So, I think I’ve found my calling… if I ever go to war, I want to be a medic. Well, maybe not so much. But I do love playing one in Battlefield 2. There is nothing more fun than running around healing and reviving (with defibrillator) injured or downed teammates. For one, it stops them from having to wait 15 seconds to respawn, which means more troops on your side to defend you after sticking your neck out and almost getting sniped.
I’m also feeling a very HIGH sence of relief this morning, but still uncertainty. When I went to sleep yesterday, Steven Gerrard had said that he doesn’t want to play for Liverpool anymore. My heart was broken, I was so depressed, and after feeling ripped off from my dinner and a movie last night, it was not the most pleasant way to end a day. Well, when I woke up this morning I find that it was just a huge misunderstanding, and now he really wants to stay in Liverpool. I HAVE NO IDEA WHAT TO BELIEVE ANYMORE!!! And I won’t allow my hopes to get up until he signs the damned contract… its like a rollercoaster of emotions over here. Now, if only the NHL and NHLPA would sign a damned CBA I might be able to get some sleep.
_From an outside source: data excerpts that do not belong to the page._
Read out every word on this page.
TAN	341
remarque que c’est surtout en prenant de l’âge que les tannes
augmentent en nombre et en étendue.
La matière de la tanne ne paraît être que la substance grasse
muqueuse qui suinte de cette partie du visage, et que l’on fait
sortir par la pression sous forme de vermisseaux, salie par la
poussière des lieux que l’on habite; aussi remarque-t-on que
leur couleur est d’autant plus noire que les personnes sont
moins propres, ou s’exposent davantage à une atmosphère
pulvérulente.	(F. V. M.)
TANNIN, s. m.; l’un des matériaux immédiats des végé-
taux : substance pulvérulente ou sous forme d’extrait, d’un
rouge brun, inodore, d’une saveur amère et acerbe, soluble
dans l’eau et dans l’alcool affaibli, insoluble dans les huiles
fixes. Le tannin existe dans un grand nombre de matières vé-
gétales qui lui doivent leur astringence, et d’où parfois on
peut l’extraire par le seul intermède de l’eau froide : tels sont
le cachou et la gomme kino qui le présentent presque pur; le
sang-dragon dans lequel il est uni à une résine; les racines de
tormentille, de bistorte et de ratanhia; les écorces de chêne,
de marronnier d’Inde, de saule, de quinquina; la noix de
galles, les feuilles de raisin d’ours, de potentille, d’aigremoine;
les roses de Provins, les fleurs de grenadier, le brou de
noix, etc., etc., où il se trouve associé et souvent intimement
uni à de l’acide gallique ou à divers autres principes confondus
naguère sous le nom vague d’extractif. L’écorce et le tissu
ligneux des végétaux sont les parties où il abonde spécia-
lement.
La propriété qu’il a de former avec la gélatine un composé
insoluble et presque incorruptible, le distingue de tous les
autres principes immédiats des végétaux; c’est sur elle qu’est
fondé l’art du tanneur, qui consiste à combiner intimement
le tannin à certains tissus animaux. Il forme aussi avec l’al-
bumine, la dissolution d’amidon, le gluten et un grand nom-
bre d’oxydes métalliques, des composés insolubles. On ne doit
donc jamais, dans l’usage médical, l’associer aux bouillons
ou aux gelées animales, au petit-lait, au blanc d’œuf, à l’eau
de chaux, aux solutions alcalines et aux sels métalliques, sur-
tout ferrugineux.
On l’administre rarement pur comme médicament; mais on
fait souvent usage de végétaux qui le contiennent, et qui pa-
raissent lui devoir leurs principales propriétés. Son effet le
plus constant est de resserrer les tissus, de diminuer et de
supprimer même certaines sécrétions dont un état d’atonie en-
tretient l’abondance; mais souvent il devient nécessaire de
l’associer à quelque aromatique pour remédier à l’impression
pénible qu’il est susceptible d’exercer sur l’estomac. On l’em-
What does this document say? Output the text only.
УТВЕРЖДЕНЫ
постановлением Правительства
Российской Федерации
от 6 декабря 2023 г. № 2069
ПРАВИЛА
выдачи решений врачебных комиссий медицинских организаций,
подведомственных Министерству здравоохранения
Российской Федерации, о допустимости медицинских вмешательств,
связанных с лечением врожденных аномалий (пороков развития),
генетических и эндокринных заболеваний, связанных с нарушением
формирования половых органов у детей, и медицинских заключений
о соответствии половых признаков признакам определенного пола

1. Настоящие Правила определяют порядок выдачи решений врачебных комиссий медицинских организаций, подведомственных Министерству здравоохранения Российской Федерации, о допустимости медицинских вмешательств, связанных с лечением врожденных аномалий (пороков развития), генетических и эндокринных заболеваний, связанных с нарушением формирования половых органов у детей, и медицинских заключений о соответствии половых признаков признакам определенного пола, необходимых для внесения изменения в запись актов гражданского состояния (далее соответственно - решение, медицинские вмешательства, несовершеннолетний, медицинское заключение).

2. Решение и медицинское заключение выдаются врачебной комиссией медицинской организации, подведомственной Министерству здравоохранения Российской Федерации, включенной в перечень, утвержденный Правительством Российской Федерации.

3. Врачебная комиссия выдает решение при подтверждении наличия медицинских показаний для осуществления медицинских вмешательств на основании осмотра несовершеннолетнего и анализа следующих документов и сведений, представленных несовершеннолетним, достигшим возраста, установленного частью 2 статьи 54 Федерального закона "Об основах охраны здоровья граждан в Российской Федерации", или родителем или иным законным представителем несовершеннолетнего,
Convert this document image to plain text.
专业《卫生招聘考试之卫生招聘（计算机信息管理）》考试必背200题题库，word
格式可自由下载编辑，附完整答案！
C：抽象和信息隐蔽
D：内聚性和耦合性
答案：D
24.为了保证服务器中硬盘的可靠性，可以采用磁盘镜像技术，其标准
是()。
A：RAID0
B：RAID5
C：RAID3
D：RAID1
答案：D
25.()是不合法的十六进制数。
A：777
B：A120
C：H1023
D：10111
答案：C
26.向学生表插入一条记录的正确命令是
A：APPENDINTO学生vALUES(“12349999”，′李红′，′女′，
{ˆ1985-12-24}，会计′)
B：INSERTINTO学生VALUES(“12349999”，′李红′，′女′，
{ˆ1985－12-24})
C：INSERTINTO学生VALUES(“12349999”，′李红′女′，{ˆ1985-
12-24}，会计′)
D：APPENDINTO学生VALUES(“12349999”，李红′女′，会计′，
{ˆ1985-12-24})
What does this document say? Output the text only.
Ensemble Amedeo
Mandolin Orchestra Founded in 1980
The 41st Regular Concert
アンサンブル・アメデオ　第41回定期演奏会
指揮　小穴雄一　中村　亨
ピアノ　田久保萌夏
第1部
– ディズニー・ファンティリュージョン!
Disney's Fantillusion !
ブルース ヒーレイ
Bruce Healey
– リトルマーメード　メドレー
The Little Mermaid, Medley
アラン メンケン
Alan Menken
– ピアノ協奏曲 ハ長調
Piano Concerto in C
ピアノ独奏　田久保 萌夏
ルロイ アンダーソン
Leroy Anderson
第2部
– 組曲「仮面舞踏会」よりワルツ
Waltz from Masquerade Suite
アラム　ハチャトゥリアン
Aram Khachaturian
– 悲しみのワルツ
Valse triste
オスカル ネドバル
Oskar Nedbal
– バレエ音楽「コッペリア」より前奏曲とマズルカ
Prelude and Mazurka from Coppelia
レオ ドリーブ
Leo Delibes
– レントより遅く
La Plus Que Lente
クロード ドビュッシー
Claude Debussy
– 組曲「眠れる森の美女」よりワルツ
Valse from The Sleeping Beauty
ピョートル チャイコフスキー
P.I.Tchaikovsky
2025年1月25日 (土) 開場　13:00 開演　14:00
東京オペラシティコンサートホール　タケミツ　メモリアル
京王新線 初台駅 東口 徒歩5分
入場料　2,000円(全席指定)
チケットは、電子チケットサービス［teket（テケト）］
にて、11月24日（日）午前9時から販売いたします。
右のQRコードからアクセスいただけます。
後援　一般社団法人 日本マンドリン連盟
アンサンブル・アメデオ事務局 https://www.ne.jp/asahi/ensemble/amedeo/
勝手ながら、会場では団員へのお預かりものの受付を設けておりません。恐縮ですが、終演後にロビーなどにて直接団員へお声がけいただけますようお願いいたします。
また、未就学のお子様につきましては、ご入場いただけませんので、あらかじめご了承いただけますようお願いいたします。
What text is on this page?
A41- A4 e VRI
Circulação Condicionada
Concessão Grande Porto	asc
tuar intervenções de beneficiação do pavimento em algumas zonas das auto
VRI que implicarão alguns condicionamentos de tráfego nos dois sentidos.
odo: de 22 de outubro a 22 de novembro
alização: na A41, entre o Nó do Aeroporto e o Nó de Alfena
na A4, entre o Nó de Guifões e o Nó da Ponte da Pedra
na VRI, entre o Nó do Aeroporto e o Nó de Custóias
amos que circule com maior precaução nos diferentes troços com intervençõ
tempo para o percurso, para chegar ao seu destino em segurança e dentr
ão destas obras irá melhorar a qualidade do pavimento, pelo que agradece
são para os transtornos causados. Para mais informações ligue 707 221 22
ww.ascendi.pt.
Development on my projecticus maximus is going well, however a bit slow as of late. I was running into a few issues, but I think I have them all sorted out. I figured a bunch of stuff out last night while trying to fall asleep, and I wrote them all down. So I’ve got my work cut out for me this afternoon.
I’d also like to ask people to PLEASE not impersonate other people in the comments. Well, actually, I really don’t care. Its kind of funny sometimes reading something that someone said and knowing that they never would have said anything like that.